Recommendations include:
- Restricting UI access to trusted internal IPs
- Deploying a Web Application Firewall (WAF) to block path traversal or malicious uploads
- Monitoring for unusual activity originating from installation directories
- Removing any public-facing management portals
- Applying all available patches from Commvault promptly
CVE-2025-3928: A Known Exploited Weakness
CISA has added CVE-2025-3928—a vulnerability related to credential storage—to its Known Exploited Vulnerabilities (KEV) catalog. This move requires all federal civilian executive branch agencies to remediate the issue by a specified deadline.
Enterprises in regulated sectors such as healthcare, financial services, and energy should treat this as a high-severity incident and act accordingly.

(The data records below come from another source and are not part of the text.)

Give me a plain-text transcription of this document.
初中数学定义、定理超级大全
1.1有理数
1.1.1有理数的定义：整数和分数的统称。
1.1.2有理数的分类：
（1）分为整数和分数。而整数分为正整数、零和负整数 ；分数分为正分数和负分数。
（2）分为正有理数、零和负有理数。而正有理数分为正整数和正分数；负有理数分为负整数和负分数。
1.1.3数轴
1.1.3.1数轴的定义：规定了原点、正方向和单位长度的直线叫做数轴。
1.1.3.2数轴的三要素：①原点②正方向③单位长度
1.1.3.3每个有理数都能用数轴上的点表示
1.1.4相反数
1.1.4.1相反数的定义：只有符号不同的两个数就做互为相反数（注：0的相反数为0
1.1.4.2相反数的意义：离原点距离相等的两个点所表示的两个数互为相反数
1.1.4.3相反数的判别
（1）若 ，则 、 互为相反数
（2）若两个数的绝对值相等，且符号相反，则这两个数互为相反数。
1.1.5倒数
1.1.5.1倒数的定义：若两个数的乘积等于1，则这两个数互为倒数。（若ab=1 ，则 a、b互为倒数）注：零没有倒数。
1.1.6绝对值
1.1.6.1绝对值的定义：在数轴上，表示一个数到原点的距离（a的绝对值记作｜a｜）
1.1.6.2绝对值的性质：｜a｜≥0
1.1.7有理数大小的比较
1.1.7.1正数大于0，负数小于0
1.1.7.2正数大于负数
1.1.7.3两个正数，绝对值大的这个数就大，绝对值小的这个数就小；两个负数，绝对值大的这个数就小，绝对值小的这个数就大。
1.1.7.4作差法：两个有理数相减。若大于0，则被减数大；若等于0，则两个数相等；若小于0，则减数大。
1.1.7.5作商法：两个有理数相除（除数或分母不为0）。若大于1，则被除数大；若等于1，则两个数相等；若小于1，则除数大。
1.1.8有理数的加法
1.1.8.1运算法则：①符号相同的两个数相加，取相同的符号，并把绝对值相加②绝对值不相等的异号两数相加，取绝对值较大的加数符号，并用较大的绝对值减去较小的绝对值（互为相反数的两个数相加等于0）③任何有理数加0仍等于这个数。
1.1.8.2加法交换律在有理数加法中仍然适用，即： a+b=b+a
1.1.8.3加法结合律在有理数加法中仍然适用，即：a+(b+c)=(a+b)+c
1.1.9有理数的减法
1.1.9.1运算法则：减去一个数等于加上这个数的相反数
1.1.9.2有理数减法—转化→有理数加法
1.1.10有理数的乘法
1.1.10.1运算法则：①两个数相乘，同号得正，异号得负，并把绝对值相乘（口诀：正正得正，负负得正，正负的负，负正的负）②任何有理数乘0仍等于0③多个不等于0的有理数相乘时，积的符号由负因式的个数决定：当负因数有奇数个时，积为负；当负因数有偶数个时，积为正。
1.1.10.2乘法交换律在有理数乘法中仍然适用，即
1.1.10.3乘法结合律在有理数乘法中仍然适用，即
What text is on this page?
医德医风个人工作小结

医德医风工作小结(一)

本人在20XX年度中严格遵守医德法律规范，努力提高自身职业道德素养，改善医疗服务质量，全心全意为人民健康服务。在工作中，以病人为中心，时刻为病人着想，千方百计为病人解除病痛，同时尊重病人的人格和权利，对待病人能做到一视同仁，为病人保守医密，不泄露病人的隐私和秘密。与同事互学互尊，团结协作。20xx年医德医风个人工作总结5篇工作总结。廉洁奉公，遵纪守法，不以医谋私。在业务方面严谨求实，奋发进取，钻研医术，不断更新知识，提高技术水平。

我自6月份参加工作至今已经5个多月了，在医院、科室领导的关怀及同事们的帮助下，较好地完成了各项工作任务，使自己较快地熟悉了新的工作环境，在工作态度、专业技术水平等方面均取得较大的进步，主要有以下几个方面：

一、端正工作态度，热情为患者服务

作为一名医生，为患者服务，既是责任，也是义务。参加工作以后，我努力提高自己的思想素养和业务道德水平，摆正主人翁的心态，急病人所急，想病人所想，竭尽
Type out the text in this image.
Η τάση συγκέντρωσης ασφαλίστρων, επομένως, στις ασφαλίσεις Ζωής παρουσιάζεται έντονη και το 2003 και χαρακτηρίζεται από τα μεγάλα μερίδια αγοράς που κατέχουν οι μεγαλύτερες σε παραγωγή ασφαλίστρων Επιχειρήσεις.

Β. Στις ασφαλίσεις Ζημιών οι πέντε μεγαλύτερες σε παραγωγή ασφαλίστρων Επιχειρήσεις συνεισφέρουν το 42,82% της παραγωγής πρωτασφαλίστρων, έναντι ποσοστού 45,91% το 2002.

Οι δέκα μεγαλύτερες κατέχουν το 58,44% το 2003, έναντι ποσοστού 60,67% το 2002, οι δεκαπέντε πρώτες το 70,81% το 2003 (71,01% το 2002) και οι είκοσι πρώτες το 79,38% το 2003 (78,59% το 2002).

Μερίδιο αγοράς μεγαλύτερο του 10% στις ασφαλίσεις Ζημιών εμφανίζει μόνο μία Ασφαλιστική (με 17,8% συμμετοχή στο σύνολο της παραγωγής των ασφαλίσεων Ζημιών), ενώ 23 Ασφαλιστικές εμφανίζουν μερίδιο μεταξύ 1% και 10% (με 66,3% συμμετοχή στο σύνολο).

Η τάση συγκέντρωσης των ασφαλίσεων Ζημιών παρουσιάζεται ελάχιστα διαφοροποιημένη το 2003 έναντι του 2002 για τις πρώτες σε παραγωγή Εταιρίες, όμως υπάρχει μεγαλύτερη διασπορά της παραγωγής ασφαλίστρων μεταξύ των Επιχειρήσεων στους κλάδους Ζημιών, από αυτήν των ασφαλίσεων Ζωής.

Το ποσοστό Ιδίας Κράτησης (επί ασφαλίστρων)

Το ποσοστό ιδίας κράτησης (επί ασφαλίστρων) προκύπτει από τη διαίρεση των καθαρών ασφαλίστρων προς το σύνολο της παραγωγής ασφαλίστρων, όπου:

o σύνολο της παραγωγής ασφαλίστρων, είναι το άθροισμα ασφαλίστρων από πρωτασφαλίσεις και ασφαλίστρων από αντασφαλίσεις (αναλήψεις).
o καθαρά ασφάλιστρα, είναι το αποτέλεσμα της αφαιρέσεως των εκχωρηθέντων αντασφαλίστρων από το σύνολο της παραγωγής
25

Why This Attack Matters to the Broader Ecosystem
The Commvault advisory is part of a broader pattern of attacks exploiting the trust boundaries between SaaS providers and identity infrastructures. As organizations increasingly adopt SaaS platforms, their attack surface now includes:
- Third-party cloud vendors with default configurations
- Overprivileged service principals
- Long-lived credentials with no rotation policies
- OAuth tokens and consent mechanisms
Once attackers gain access to a service principal, they can impersonate the application to access customer data, create new users, or exfiltrate sensitive information—all while hiding in legitimate activity logs.
This highlights the critical need to treat SaaS security as an extension of your zero-trust strategy.
Incident Response and Reporting
If your organization suspects compromise:
- Disconnect suspicious service principals immediately
- Reset associated credentials
- Notify internal response teams
- Report incidents to National CERTs
Enterprises are also encouraged to engage with trusted threat intelligence vendors to conduct a broader compromise assessment.
Final Thoughts
The exploitation of Commvault’s Metallic SaaS platform underlines a dangerous evolution in attacker tactics. Instead of brute-forcing user accounts or exploiting endpoints, threat actors are now targeting trusted service relationships between SaaS platforms and cloud identity providers.
Organizations that do not have full visibility into these service relationships—and do not regularly audit and rotate application secrets—may be blind to these threats. As supply chain attacks continue to evolve, so must our defenses.